The circus follows Pique even in retirement from Spain…

He may have called time on his Spain career after last summer’s World Cup, but Gerard Piqué was still creating headlines this international week.

As his erstwhile international team-mates kicked off their Euro 2020 campaign with victories over Norway and Malta, Piqué was turning out for Catalonia in their 2-1 friendly win over Venezuela.

Despite not being an independent nation nor having official FIFA or UEFA recognition, there’s nothing too unusual about Catalonia playing an ‘international’ friendly; they have been playing roughly one per year since 1997, and played their first such game over a century ago.

Nor is masquerading as an international team exclusive to Catalonia. Over the years, 13 of Spain’s 17 autonomous communities have played similar games against international sides.

But given the heightened political tensions over the independence movement in the region, the game was always likely to be a magnet for political controversy.

When the likes of Galicia or Andalusia play, nobody cares. But when Catalonia are in town, it’s big news. A large number of Catalan fans use the games as a manifestation of support for the independence movement, flying the ‘estelada’ flag and singing pro-secession chants.

Monday night’s game at Girona’s Estadi Montilivi was no exception, and Piqué of all people felt moved to condemn some of the spicier anti-Spain chants. When the chant of ‘qué puta es España’ was struck up on the terraces, Piqué signalled to the crowd to pipe down. In his post-match comments, the Barcelona defender said he made the gesture as “we need to set an example, a lack of respect can’t be tolerated”.

His act of diplomacy, however admirable, has been perceived by some as an appeal to Catalan secessionists to take control of the moral high ground in their dispute with Spain. Despite his long and storied history as a player for the Spanish national team, Piqué is a hugely divisive figure among Spanish fans for his perceived pro-independence beliefs.

He has never publicly declared his support for either side of the independence debate, only that he felt that the Catalan people should have the right to vote on their future, and it is not known whether he is among the roughly 52% of Catalans who would prefer to remain as part of Spain.

But despite his superb service to the national side and his self-proclaimed status as a proud Spaniard as well as a proud Catalan, he is perceived by many as an archetype of independentismo.

Maybe this perception is down to his support for the referendum, his outspoken nature, and his love of Real Madrid-baiting.

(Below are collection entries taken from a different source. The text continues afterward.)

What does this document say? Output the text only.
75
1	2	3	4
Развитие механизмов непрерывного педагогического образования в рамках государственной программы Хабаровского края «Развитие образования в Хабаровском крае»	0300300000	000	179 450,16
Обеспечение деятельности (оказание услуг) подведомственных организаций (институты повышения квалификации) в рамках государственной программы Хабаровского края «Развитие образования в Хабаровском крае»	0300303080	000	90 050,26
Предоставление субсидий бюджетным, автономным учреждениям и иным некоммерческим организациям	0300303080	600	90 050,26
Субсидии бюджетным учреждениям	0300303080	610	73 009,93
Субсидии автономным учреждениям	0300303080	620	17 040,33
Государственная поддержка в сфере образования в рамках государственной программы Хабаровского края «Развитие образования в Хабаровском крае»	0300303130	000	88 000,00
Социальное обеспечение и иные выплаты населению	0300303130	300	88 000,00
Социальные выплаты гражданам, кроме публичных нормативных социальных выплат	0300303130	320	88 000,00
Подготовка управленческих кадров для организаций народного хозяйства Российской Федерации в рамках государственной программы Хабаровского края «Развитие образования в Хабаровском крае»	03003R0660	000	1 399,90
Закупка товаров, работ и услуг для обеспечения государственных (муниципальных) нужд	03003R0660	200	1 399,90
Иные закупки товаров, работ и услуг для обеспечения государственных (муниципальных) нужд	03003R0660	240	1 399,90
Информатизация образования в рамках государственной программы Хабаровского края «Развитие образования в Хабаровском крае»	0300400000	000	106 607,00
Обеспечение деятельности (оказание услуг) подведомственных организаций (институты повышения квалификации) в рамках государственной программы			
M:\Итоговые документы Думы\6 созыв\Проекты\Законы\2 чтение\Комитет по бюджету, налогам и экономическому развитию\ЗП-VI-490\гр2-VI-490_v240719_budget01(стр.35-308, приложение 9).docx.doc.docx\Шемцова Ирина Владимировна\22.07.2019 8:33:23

Many other Spain players have turned out for la selecció catalana over the years while still being held in high esteem by most Spanish fans, including Xavi Hernández, Carles Puyol and Sergio Busquets, but it seems a different standard is applied to Piqué.

In recent years, the former Manchester United man was subjected to boos and whistles from his own fans while playing for Spain, and was seemingly unable to win over a section of the national team’s fan-base despite his largely exemplary performance over 102 caps and his key role in the World Cup winning team of 2010. This may well have been a factor in his decision to retire from the national side last year.

His Barcelona team-mate Jordi Alba was quizzed by reporters while on Spain duty on why Piqué decided to play for Catalonia this week. He said: “Gerard has his reasons for playing with the Catalan team” – a deliberately non-committal response which has nevertheless been perceived as an indication of Piqué’s desire to represent Catalonia over Spain.

Catalonia manager Gerard López has insisted that it was definitely not the case that Piqué had stopped playing for Spain in order to play for Catalonia. It’s not as if the two are mutually exclusive anyway – Piqué and others have played for Catalonia during their Spain careers, so the suggestion that he had stopped playing for Spain in order to represent Catalonia is a nonsense in itself.

Piqué himself had to state the obvious in order to defend himself, saying that he would not have played for Catalonia this week if he was still involved with Spain. Of course he wouldn’t, he would be with the Spain squad preparing for the Malta game.

There was no criticism of, for example, Real Betis defender Marc Bartra, who played for Catalonia on Monday despite having been in recent Spain squads, but for Piqué there will always be different standards.

His every move is held up by the press to be inflammatory in one way or another, whether it is warranted or not. He may have hoped for the noise to die down after he hung up his international boots, but it looks as though the circus is still following him into retirement.